Home Buyers Define New Technology for Brokers



New technology has caused a huge shift in the dynamic of real estate as a service industry.  Exceptional service is hard to come by under normal circumstances but the nature of 365 days a year and 24/7 availability simply undermines even the most diligent agent.   Brokers are only human and may miss a potential client, thus reasserting that the internet, while faceless, is at least open for house hunting at all hours.   Zillow doesn’t sleep.  Trulia sloshes through the oceans of expensive internet advertising just to find buyers and they never, ever take breaks.  Agents often find themselves behind the flow of data and catch up only when they are notified of the street address of the house the buyer wants to see in person.
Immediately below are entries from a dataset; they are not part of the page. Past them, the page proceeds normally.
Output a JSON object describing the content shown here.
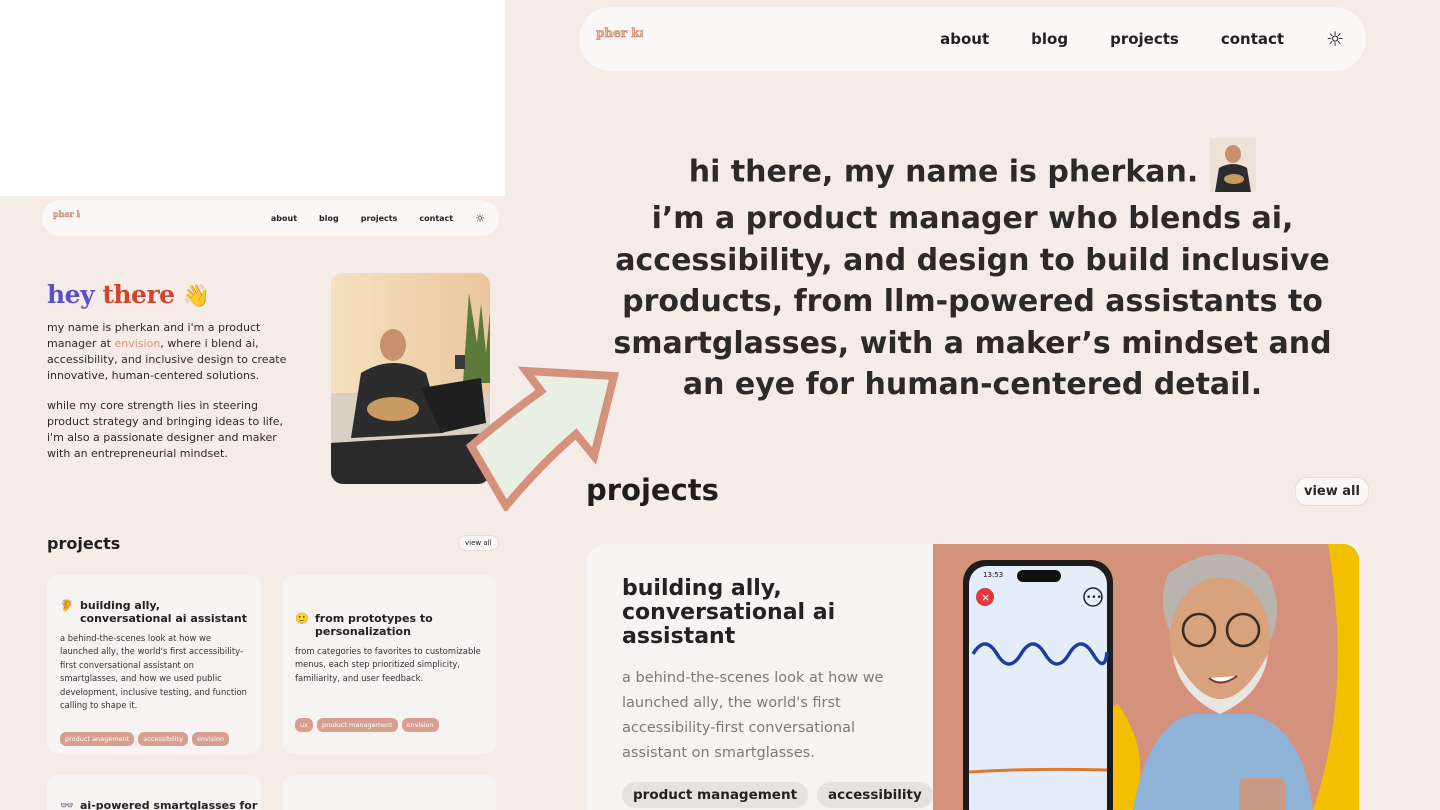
{
  "old_site": {
    "logo_text": "pher kan",
    "nav": {
      "items": [
        "about",
        "blog",
        "projects",
        "contact"
      ],
      "theme_icon": "sun-icon"
    },
    "greeting": {
      "word1": "hey",
      "word2": "there",
      "emoji": "👋"
    },
    "intro_part1": "my name is pherkan and i'm a product manager at ",
    "intro_link": "envision",
    "intro_part2": ", where i blend ai, accessibility, and inclusive design to create innovative, human-centered solutions.",
    "intro_p2": "while my core strength lies in steering product strategy and bringing ideas to life, i'm also a passionate designer and maker with an entrepreneurial mindset.",
    "projects_heading": "projects",
    "view_all": "view all",
    "cards": [
      {
        "icon": "🦻",
        "title": "building ally, conversational ai assistant",
        "description": "a behind-the-scenes look at how we launched ally, the world's first accessibility-first conversational assistant on smartglasses, and how we used public development, inclusive testing, and function calling to shape it.",
        "tags": [
          "product anagement",
          "accessibility",
          "envision"
        ]
      },
      {
        "icon": "🙂",
        "title": "from prototypes to personalization",
        "description": "from categories to favorites to customizable menus, each step prioritized simplicity, familiarity, and user feedback.",
        "tags": [
          "ux",
          "product management",
          "envision"
        ]
      },
      {
        "icon": "👓",
        "title": "ai-powered smartglasses for",
        "description": "",
        "tags": []
      }
    ]
  },
  "new_site": {
    "logo_text": "pher kan",
    "nav": {
      "items": [
        "about",
        "blog",
        "projects",
        "contact"
      ],
      "theme_icon": "sun-icon"
    },
    "hero_line1": "hi there, my name is pherkan.",
    "hero_body": "i’m a product manager who blends ai, accessibility, and design to build inclusive products, from llm-powered assistants to smartglasses, with a maker’s mindset and an eye for human-centered detail.",
    "projects_heading": "projects",
    "view_all": "view all",
    "featured": {
      "title": "building ally, conversational ai assistant",
      "description": "a behind-the-scenes look at how we launched ally, the world's first accessibility-first conversational assistant on smartglasses.",
      "tags": [
        "product management",
        "accessibility"
      ],
      "phone_time": "13:53"
    }
  },
  "colors": {
    "background": "#f5ebe7",
    "accent": "#d6907a",
    "arrow_fill": "#e9efe3",
    "arrow_stroke": "#d4917c"
  }
}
© 4designersart - Fotolia.com

© 4designersart – Fotolia.com

Clients want instant answers

Gen X might have led the charge into the foray of greater independence on house hunting and gotten the self service streak rolling with online sites such as For Sale By Owner, but it is the Millenials that will now be first time home buyers.  They seek out mobile websites for brokerages, mortgages, house listings and similar that must not only be up to speed on content, but as well as the latest features, including a one click button to connect to an agent (preferably with a text).  If there is not an app for that, they will move on to the next one.  An app installed is only a swipe away from being uninstalled, so the easier it is to use and provide valuable content, the more likely it is to remain on the user’s mobile device.

Clients want verification

It’s gotten super easy now to never know anything, but verify.  Checking out a property on Realtor.com is one way to find an interesting property.  However, more people can dig a little deeper on details by Googling the street address and see if it’s been in the news before contacting an agent to see it in person.  Rest assured, professional listing agents normally do the exact same thing to get essential information on a property and they don’t want any unexpected surprises on a property listing.  Who better to trust, but verify, than Google?
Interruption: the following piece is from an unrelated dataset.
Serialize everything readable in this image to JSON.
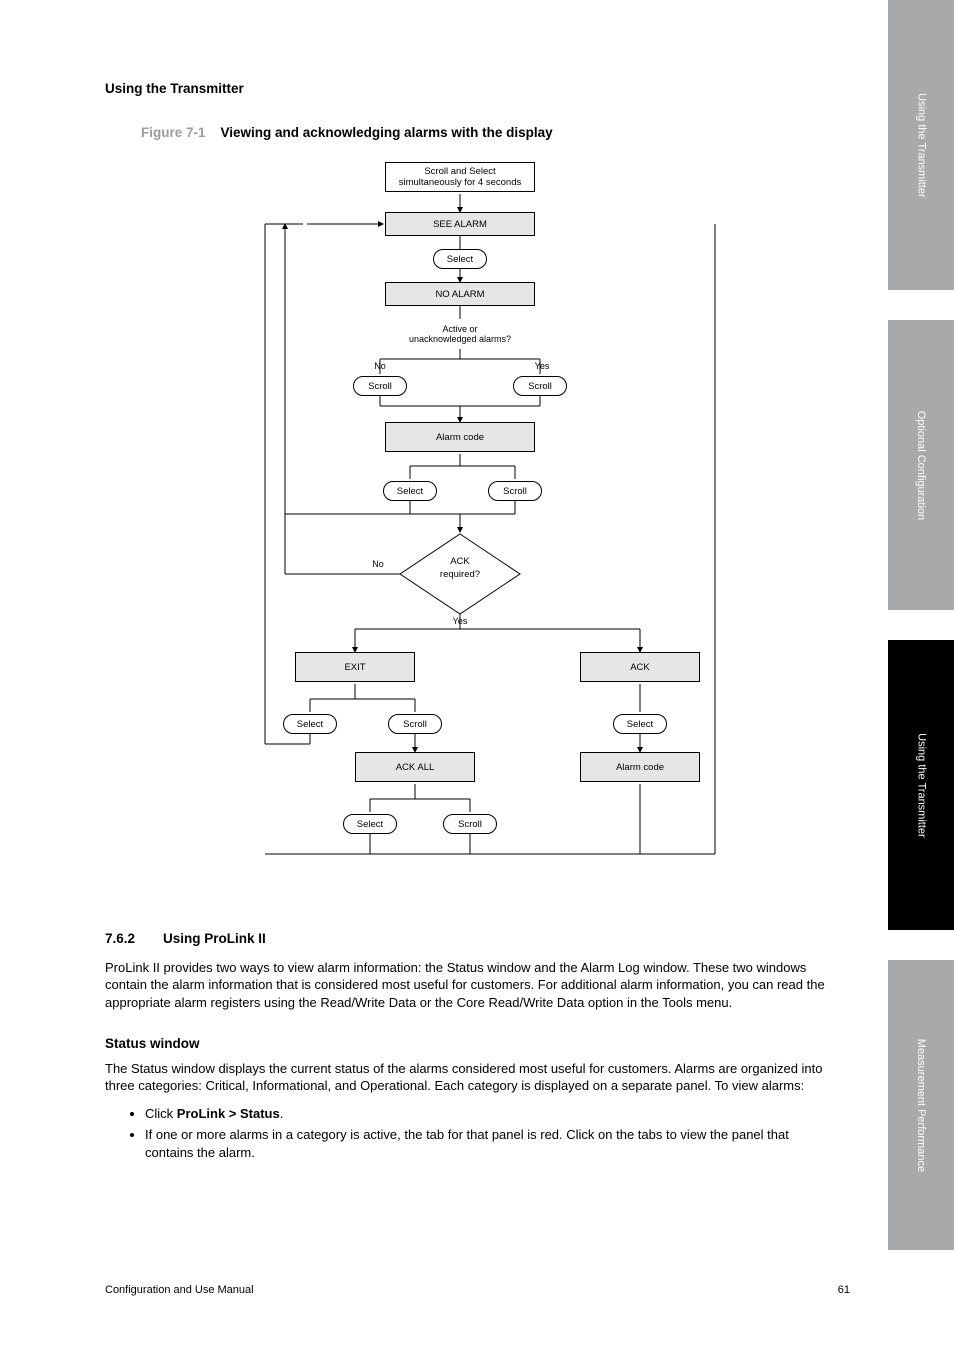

Clients share their findings

Houses on the market today love their selfies.  But buyers today not only want to see the gorgeous exterior of a house, they also want to explore the features of the inside of the house, often to pinterest it on their pages, take digital video of it, post it on YouTube, put it to music and digitally photoshop the walls and hopefully whatever else to make it look the way they envision it.  Home buyers may not want that home, but they know what they can make it look like.  An app such as iCreate’s LTD app for Waterstone Homes, for example, http://waterstonehomes.com/content/new-3D-interactive-app-new-development-marketing.php,  allows clients access to a 3D virtual program which runs simultaneously over the live property.  The 3D overlay simulation allows potential buyers to virtually walk through it, as well as incorporating changes on the spot and visualize the finished product.

In the end, more real estate agents have realized that they can provide valuable inter-personal service for their clients, of all ages.  The good news is that now there are far fewer surprises for clients during the home buying process, a lot less digging for real estate agents to comply with full disclosure and as Google knows, more information is better than less.  With a new generation of mobile devices, apps and home buying virtual reality, home buyers have more control than ever when buying their next home.